The Age of Miracles
Author:
Genres: Literature & Fiction, Science Fiction & Fantasy
Book Type: Hardcover
Author:
Genres: Literature & Fiction, Science Fiction & Fantasy
Book Type: Hardcover
Rhian W. (couchsloth) reviewed on
Helpful Score: 4
I am thoroughly disappointed with this book. It's from the perspective of a tweenager in middle school during the end of the world. It sounds like a good idea- a coming of age story around an international crisis- but its execution is majorly flawed. The main character speaks in unintended prose and every paragraph ends with an overdramatic and unnecessary overgeneralization about life. For example: "My mother waited in car at the curb until the bus arrived, convinced that danger, like potatoes, breeds in the dark." Potatoes.
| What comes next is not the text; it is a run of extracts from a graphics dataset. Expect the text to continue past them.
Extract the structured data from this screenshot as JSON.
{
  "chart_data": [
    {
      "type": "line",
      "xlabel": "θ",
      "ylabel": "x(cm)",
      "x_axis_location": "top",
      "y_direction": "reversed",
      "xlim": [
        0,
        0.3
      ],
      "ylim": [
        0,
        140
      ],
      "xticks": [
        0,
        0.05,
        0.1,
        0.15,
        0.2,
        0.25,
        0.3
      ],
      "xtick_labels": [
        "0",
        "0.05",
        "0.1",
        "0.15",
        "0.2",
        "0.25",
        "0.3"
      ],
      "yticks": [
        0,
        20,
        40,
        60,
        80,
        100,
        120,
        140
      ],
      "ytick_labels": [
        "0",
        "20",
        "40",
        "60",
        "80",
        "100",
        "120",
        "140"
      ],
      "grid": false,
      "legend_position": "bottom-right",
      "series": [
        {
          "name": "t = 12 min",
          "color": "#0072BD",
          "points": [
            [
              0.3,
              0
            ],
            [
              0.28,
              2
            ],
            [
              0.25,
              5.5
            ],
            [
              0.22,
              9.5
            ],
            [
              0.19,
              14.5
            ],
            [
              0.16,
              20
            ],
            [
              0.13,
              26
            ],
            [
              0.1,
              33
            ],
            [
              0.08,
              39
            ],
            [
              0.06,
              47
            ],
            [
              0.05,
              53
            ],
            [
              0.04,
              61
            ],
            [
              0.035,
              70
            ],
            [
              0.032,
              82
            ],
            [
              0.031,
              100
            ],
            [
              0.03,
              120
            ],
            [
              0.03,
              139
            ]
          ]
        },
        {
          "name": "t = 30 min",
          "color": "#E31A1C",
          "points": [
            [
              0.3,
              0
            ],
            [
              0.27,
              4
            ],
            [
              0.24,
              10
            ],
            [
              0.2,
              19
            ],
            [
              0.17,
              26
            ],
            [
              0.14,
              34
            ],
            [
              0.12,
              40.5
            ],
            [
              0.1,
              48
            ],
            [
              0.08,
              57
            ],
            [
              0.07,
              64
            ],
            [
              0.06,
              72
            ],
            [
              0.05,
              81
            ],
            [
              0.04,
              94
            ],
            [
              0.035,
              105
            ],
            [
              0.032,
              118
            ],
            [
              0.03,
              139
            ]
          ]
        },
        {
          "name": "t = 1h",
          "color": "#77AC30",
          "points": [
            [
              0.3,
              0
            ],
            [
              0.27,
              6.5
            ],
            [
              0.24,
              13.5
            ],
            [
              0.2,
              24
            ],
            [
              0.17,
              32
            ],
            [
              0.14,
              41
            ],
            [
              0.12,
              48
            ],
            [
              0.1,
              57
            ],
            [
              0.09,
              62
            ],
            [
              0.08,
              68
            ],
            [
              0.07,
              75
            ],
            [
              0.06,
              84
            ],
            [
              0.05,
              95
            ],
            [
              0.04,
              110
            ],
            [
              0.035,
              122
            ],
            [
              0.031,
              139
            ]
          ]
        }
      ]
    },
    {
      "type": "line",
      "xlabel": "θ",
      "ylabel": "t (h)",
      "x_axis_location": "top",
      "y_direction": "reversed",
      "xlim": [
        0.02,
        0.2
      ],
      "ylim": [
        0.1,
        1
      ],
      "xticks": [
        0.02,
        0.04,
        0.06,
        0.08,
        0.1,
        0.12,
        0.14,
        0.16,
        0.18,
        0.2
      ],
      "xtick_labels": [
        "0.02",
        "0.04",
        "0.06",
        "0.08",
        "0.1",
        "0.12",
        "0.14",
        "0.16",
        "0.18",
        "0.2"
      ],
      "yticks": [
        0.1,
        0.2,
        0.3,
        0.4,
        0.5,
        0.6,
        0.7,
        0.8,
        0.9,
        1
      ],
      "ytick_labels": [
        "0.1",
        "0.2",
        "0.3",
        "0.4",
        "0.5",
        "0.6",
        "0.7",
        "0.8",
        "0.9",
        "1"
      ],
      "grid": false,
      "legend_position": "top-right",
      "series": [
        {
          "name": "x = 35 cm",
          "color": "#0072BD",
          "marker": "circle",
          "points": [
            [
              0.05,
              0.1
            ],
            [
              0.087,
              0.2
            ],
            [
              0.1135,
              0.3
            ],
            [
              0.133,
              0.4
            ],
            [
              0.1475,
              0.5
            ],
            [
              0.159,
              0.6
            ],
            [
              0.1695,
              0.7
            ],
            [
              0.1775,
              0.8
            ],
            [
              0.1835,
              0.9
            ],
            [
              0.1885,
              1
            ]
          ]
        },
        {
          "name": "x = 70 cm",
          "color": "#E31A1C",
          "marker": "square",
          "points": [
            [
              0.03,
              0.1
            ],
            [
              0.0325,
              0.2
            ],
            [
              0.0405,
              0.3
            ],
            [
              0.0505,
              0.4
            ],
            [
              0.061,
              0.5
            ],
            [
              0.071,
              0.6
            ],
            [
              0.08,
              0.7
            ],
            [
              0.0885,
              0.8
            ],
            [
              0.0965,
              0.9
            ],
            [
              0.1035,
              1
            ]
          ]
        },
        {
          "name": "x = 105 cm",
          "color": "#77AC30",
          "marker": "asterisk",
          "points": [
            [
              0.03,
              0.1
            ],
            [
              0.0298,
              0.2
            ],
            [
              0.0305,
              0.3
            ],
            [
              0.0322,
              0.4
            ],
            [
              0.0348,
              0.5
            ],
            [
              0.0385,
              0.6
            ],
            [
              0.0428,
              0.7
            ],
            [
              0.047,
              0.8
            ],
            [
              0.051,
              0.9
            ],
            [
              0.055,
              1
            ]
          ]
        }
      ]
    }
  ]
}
What. And another melodramatic observation: "Grown under similar conditions, we had become very different, two specimens of girlhood, now diverging." At the end of every paragraph you will find the 12 year old philosopher making another angsty claim about nothing at all. The book is supposed to be creepy, but I found myself laughing at the botched construction of the sentences. "And how miraculous it would soon seem that I was once a happier girl, less lonely and less shy. But I guess every bygone era takes on a shade of myth. With a little persuasion, any familiar thing can turn abnormal in the mind." There's too much foreshadowing, too. 99% of the sentences are either philosophical musings provoked by nothing or foreshadowing for events that either don't happen or are too small to require foreshadowing. The only reason I made it through the book was the hope that it would get better, which it didn't. By the time I was halfway through, I figured that I might as well finish it seeing as how I had come so far. Nothing happens in the book. I wanted to give a fair warning to anyone considering reading this book. Don't.